I want a better mental picture of how to evaluate LLM output — and how to manage the volume of text these models produce without losing my mind.

I'm not trying to understand everything. If the AI writes a parser for a crappy file format and I understand the spec, I'm not going to micromanage it. But I want to stay on top of things so I can keep iterating and stay confident the output is good. In my experience, this is hard in general — and not easier with AI.

  • This is open-ended by definition. The AI outputs tons of text. Am I supposed to save it? Save what I fed it? How do I keep track? What's worth keeping and what's not?

What I'm NOT Doing

  • Not pursuing heavy agent integration yet.
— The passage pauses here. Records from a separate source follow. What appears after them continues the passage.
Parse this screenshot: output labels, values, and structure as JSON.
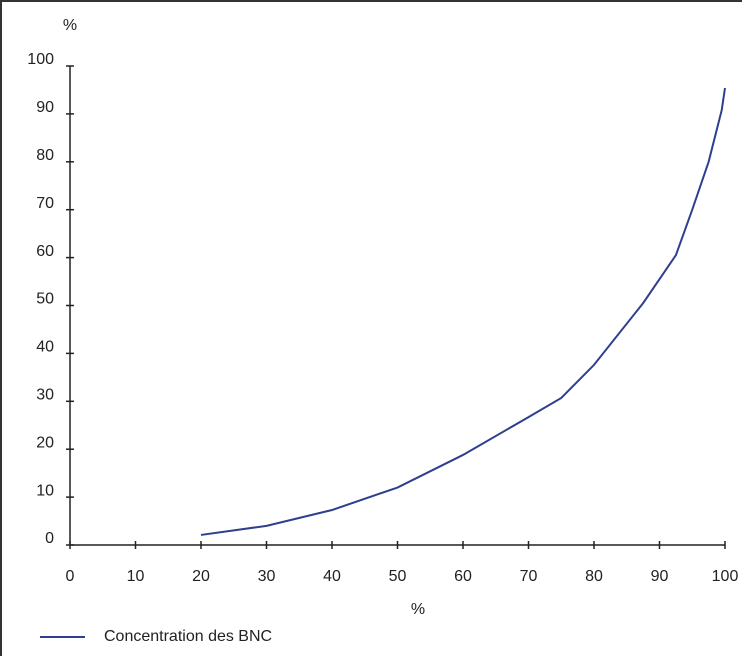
{
  "chart_data": {
    "type": "line",
    "y_label": "%",
    "x_label": "%",
    "x": [
      20,
      30,
      40,
      50,
      60,
      70,
      75,
      80,
      87.5,
      92.5,
      95,
      97.5,
      99.5,
      100
    ],
    "series": [
      {
        "name": "Concentration des BNC",
        "color": "#2e3f8f",
        "values": [
          2.1,
          4,
          7.3,
          12,
          18.8,
          26.7,
          30.7,
          37.6,
          50.5,
          60.5,
          70,
          80,
          90.8,
          95.4
        ]
      }
    ],
    "xlim": [
      0,
      100
    ],
    "xticks": [
      0,
      10,
      20,
      30,
      40,
      50,
      60,
      70,
      80,
      90,
      100
    ],
    "ylim": [
      0,
      100
    ],
    "yticks": [
      0,
      10,
      20,
      30,
      40,
      50,
      60,
      70,
      80,
      90,
      100
    ],
    "grid": false,
    "legend": "bottom-left"
  }
}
I'm fine talking to a Python script for now.
  • Not starting a company or creating anything novel.
  • Not focused on scaling — my objective is mastery of the tool, not productizing my learning.

I do want to use what I build reliably in my home lab. Maybe my wife can tap into the resources too.
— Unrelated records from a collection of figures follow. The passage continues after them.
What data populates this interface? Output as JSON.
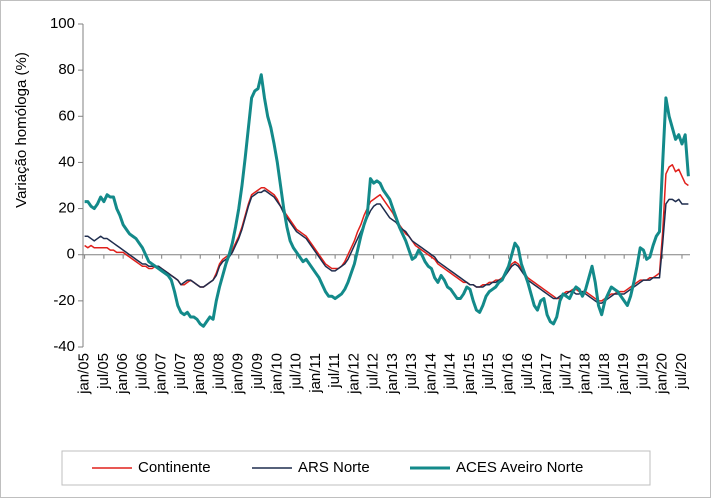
{
  "chart_data": {
    "type": "line",
    "ylabel": "Variação homóloga (%)",
    "ylim": [
      -40,
      100
    ],
    "yticks": [
      -40,
      -20,
      0,
      20,
      40,
      60,
      80,
      100
    ],
    "legend": "bottom",
    "categories": [
      "jan/05",
      null,
      null,
      null,
      null,
      null,
      "jul/05",
      null,
      null,
      null,
      null,
      null,
      "jan/06",
      null,
      null,
      null,
      null,
      null,
      "jul/06",
      null,
      null,
      null,
      null,
      null,
      "jan/07",
      null,
      null,
      null,
      null,
      null,
      "jul/07",
      null,
      null,
      null,
      null,
      null,
      "jan/08",
      null,
      null,
      null,
      null,
      null,
      "jul/08",
      null,
      null,
      null,
      null,
      null,
      "jan/09",
      null,
      null,
      null,
      null,
      null,
      "jul/09",
      null,
      null,
      null,
      null,
      null,
      "jan/10",
      null,
      null,
      null,
      null,
      null,
      "jul/10",
      null,
      null,
      null,
      null,
      null,
      "jan/11",
      null,
      null,
      null,
      null,
      null,
      "jul/11",
      null,
      null,
      null,
      null,
      null,
      "jan/12",
      null,
      null,
      null,
      null,
      null,
      "jul/12",
      null,
      null,
      null,
      null,
      null,
      "jan/13",
      null,
      null,
      null,
      null,
      null,
      "jul/13",
      null,
      null,
      null,
      null,
      null,
      "jan/14",
      null,
      null,
      null,
      null,
      null,
      "jul/14",
      null,
      null,
      null,
      null,
      null,
      "jan/15",
      null,
      null,
      null,
      null,
      null,
      "jul/15",
      null,
      null,
      null,
      null,
      null,
      "jan/16",
      null,
      null,
      null,
      null,
      null,
      "jul/16",
      null,
      null,
      null,
      null,
      null,
      "jan/17",
      null,
      null,
      null,
      null,
      null,
      "jul/17",
      null,
      null,
      null,
      null,
      null,
      "jan/18",
      null,
      null,
      null,
      null,
      null,
      "jul/18",
      null,
      null,
      null,
      null,
      null,
      "jan/19",
      null,
      null,
      null,
      null,
      null,
      "jul/19",
      null,
      null,
      null,
      null,
      null,
      "jan/20",
      null,
      null,
      null,
      null,
      null,
      "jul/20",
      null,
      null
    ],
    "series": [
      {
        "name": "Continente",
        "color": "#e0201b",
        "width": 1.5,
        "values": [
          4,
          3,
          4,
          3,
          3,
          3,
          3,
          3,
          2,
          2,
          1,
          1,
          1,
          0,
          -1,
          -2,
          -3,
          -4,
          -5,
          -5,
          -6,
          -6,
          -5,
          -5,
          -6,
          -7,
          -8,
          -9,
          -10,
          -11,
          -13,
          -13,
          -12,
          -11,
          -12,
          -13,
          -14,
          -14,
          -13,
          -12,
          -11,
          -8,
          -4,
          -2,
          -1,
          0,
          2,
          5,
          8,
          12,
          17,
          22,
          26,
          27,
          28,
          29,
          29,
          28,
          27,
          26,
          24,
          21,
          19,
          17,
          15,
          13,
          11,
          10,
          9,
          8,
          6,
          4,
          2,
          0,
          -2,
          -4,
          -5,
          -6,
          -6,
          -6,
          -5,
          -3,
          0,
          3,
          6,
          10,
          13,
          17,
          20,
          23,
          24,
          25,
          26,
          24,
          22,
          20,
          18,
          15,
          13,
          11,
          9,
          8,
          6,
          4,
          3,
          2,
          1,
          0,
          -1,
          -2,
          -4,
          -5,
          -6,
          -7,
          -8,
          -9,
          -10,
          -11,
          -12,
          -12,
          -13,
          -13,
          -14,
          -14,
          -13,
          -13,
          -12,
          -12,
          -11,
          -11,
          -10,
          -8,
          -6,
          -4,
          -3,
          -4,
          -6,
          -8,
          -10,
          -11,
          -12,
          -13,
          -14,
          -15,
          -16,
          -17,
          -18,
          -19,
          -19,
          -17,
          -16,
          -16,
          -15,
          -15,
          -16,
          -16,
          -16,
          -17,
          -18,
          -19,
          -20,
          -20,
          -19,
          -18,
          -17,
          -17,
          -16,
          -16,
          -16,
          -15,
          -14,
          -13,
          -12,
          -11,
          -11,
          -11,
          -10,
          -10,
          -9,
          -8,
          10,
          35,
          38,
          39,
          36,
          37,
          34,
          31,
          30
        ]
      },
      {
        "name": "ARS Norte",
        "color": "#1f2d4e",
        "width": 1.5,
        "values": [
          8,
          8,
          7,
          6,
          7,
          8,
          7,
          7,
          6,
          5,
          4,
          3,
          2,
          1,
          0,
          -1,
          -2,
          -3,
          -4,
          -4,
          -5,
          -5,
          -5,
          -5,
          -6,
          -7,
          -8,
          -9,
          -10,
          -11,
          -13,
          -12,
          -11,
          -11,
          -12,
          -13,
          -14,
          -14,
          -13,
          -12,
          -11,
          -9,
          -5,
          -3,
          -2,
          -1,
          1,
          4,
          7,
          11,
          16,
          21,
          25,
          26,
          27,
          27,
          28,
          27,
          26,
          25,
          23,
          21,
          18,
          16,
          14,
          12,
          10,
          9,
          8,
          7,
          5,
          3,
          1,
          -1,
          -3,
          -5,
          -6,
          -7,
          -7,
          -6,
          -5,
          -4,
          -2,
          1,
          4,
          7,
          10,
          13,
          16,
          19,
          21,
          22,
          22,
          20,
          18,
          16,
          15,
          14,
          12,
          11,
          10,
          8,
          6,
          5,
          4,
          3,
          2,
          1,
          0,
          -1,
          -3,
          -4,
          -5,
          -6,
          -7,
          -8,
          -9,
          -10,
          -11,
          -12,
          -13,
          -13,
          -14,
          -14,
          -14,
          -13,
          -13,
          -12,
          -12,
          -11,
          -11,
          -9,
          -7,
          -5,
          -4,
          -5,
          -7,
          -9,
          -11,
          -12,
          -13,
          -14,
          -15,
          -16,
          -17,
          -18,
          -19,
          -19,
          -18,
          -17,
          -17,
          -16,
          -16,
          -17,
          -17,
          -16,
          -17,
          -18,
          -19,
          -20,
          -21,
          -21,
          -20,
          -19,
          -18,
          -17,
          -17,
          -17,
          -17,
          -16,
          -15,
          -14,
          -13,
          -12,
          -11,
          -11,
          -11,
          -10,
          -10,
          -10,
          5,
          22,
          24,
          24,
          23,
          24,
          22,
          22,
          22
        ]
      },
      {
        "name": "ACES Aveiro Norte",
        "color": "#138a8a",
        "width": 3,
        "values": [
          23,
          23,
          21,
          20,
          22,
          25,
          23,
          26,
          25,
          25,
          20,
          17,
          13,
          11,
          9,
          8,
          7,
          5,
          3,
          0,
          -3,
          -4,
          -5,
          -6,
          -7,
          -8,
          -9,
          -11,
          -16,
          -22,
          -25,
          -26,
          -25,
          -27,
          -27,
          -28,
          -30,
          -31,
          -29,
          -27,
          -28,
          -20,
          -14,
          -9,
          -4,
          0,
          5,
          12,
          20,
          30,
          42,
          55,
          68,
          71,
          72,
          78,
          68,
          60,
          55,
          48,
          40,
          30,
          20,
          12,
          6,
          3,
          1,
          -1,
          -3,
          -2,
          -4,
          -6,
          -8,
          -10,
          -13,
          -16,
          -18,
          -18,
          -19,
          -18,
          -17,
          -15,
          -12,
          -8,
          -4,
          2,
          8,
          13,
          17,
          33,
          31,
          32,
          31,
          28,
          26,
          24,
          20,
          16,
          12,
          9,
          6,
          2,
          -2,
          -1,
          2,
          0,
          -3,
          -5,
          -6,
          -10,
          -12,
          -9,
          -11,
          -14,
          -15,
          -17,
          -19,
          -19,
          -17,
          -14,
          -15,
          -20,
          -24,
          -25,
          -22,
          -18,
          -16,
          -15,
          -14,
          -12,
          -11,
          -8,
          -5,
          0,
          5,
          3,
          -4,
          -8,
          -12,
          -17,
          -22,
          -24,
          -20,
          -19,
          -26,
          -29,
          -30,
          -27,
          -20,
          -17,
          -18,
          -19,
          -16,
          -14,
          -15,
          -18,
          -15,
          -10,
          -5,
          -12,
          -22,
          -26,
          -20,
          -17,
          -14,
          -15,
          -16,
          -18,
          -20,
          -22,
          -18,
          -12,
          -5,
          3,
          2,
          -2,
          -1,
          4,
          8,
          10,
          40,
          68,
          60,
          55,
          50,
          52,
          48,
          52,
          34
        ]
      }
    ]
  }
}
Potential Leads Going Forward

The ideas below were suggested by AI (Claude) based on the goals above. They're not commitments — just threads worth pulling on.
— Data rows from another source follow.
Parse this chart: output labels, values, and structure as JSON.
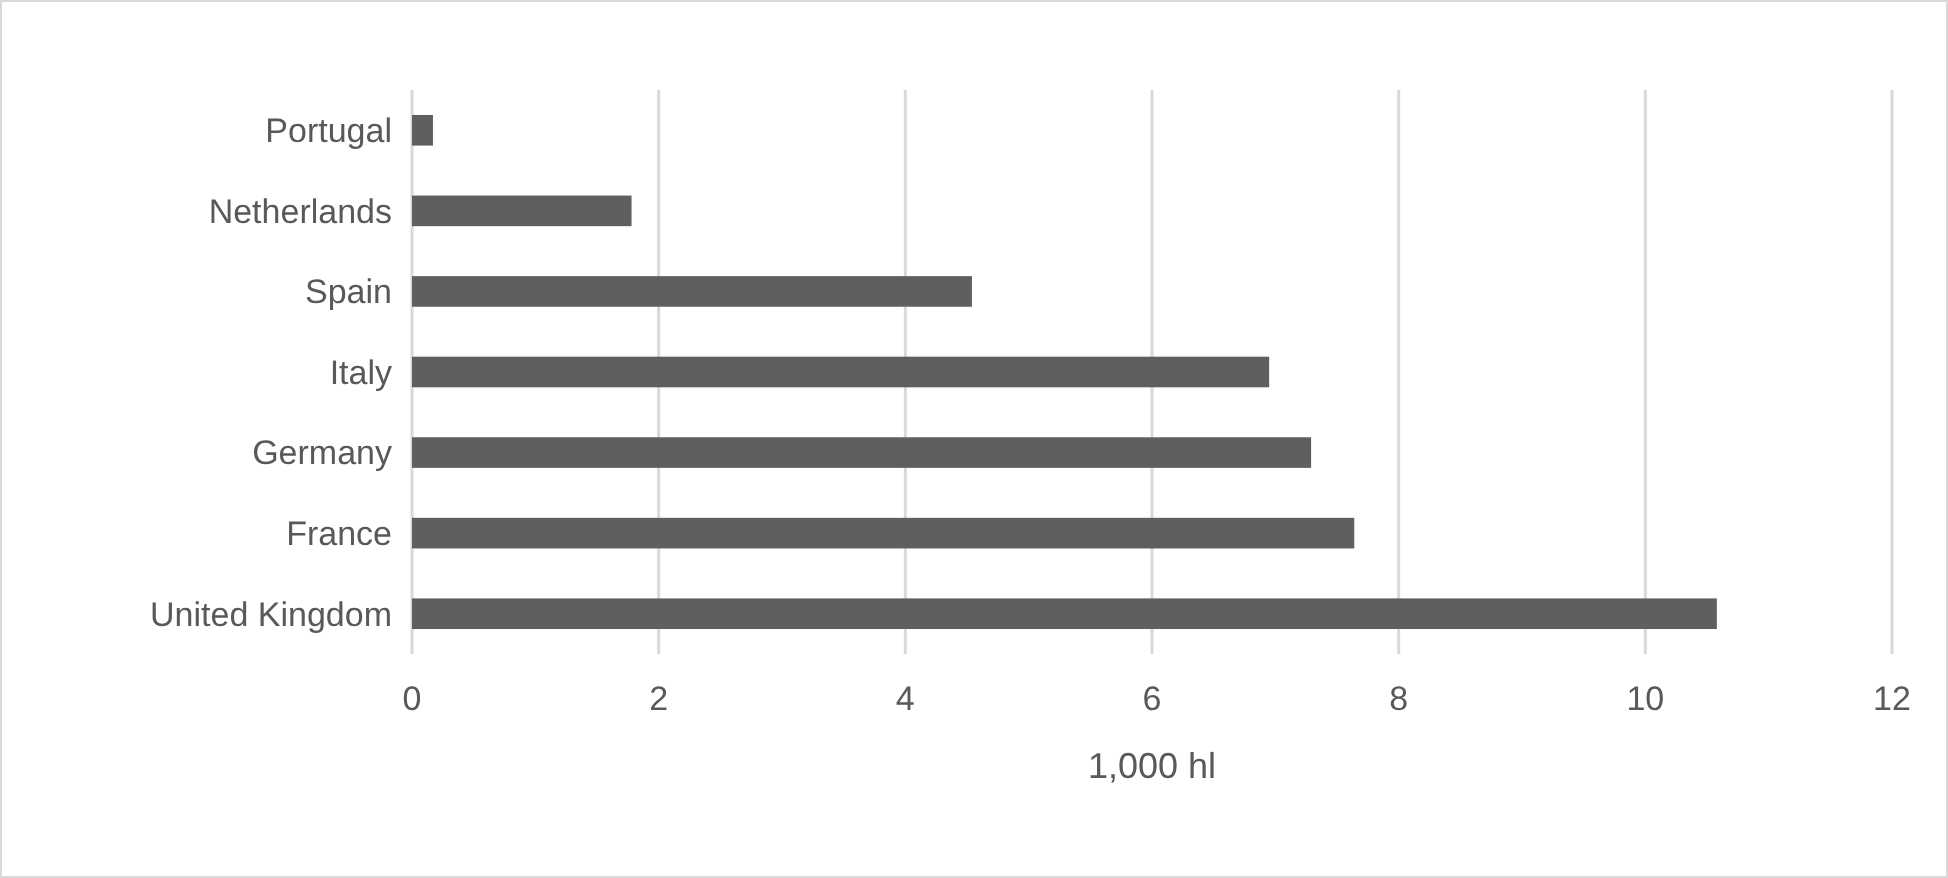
{
  "chart_data": {
    "type": "bar",
    "orientation": "horizontal",
    "xlabel": "1,000 hl",
    "categories": [
      "Portugal",
      "Netherlands",
      "Spain",
      "Italy",
      "Germany",
      "France",
      "United Kingdom"
    ],
    "values": [
      0.17,
      1.78,
      4.54,
      6.95,
      7.29,
      7.64,
      10.58
    ],
    "color": "#5f5f5f",
    "xlim": [
      0,
      12
    ],
    "xticks": [
      0,
      2,
      4,
      6,
      8,
      10,
      12
    ],
    "grid": "x"
  }
}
  • RAG (retrieval-augmented generation) — I'm already building this with vyosindex/ChromaDB, but it's not listed as an explicit learning objective. Chunking strategies, embedding models, vector similarity, and retrieval quality are worth studying deliberately.
  • Fine-tuning vs RAG vs in-context learning — when to use each, and the tradeoffs. Directly relevant to the "outdated model" question.
  • Quantization and model formats — running big models on consumer hardware means understanding quantization levels and their impact on quality, speed, and memory.
  • Reproducibility — seeds, temperature settings, and the fundamental non-determinism of GPU floating point. Even temperature=0 doesn't guarantee identical outputs across runs.
  • Hallucination detection and grounding — goes beyond "when they fail." Specific strategies: verifying outputs, forcing citations, grounding responses in source material.
  • Cost analysis — token pricing for API models, electricity and time cost for local inference, and when local vs cloud makes economic sense.
  • Security and prompt injection — what "private" really means locally vs through an API, and how prompt injection attacks work.
  • The math curriculum — subtopics worth scoping: attention mechanism, transformer architecture, tokenization, loss functions, backpropagation, softmax, positional encoding. That's a curriculum in itself.
  • Evaluation frameworks — formal benchmarks and task-specific eval approaches, even if not used directly.
  • Multi-modal models — vision, audio, code. The hardware supports it. Worth deciding if this is in or out of scope.
  • Model selection heuristics — how to quickly pick the right model for a task without trial and error every time.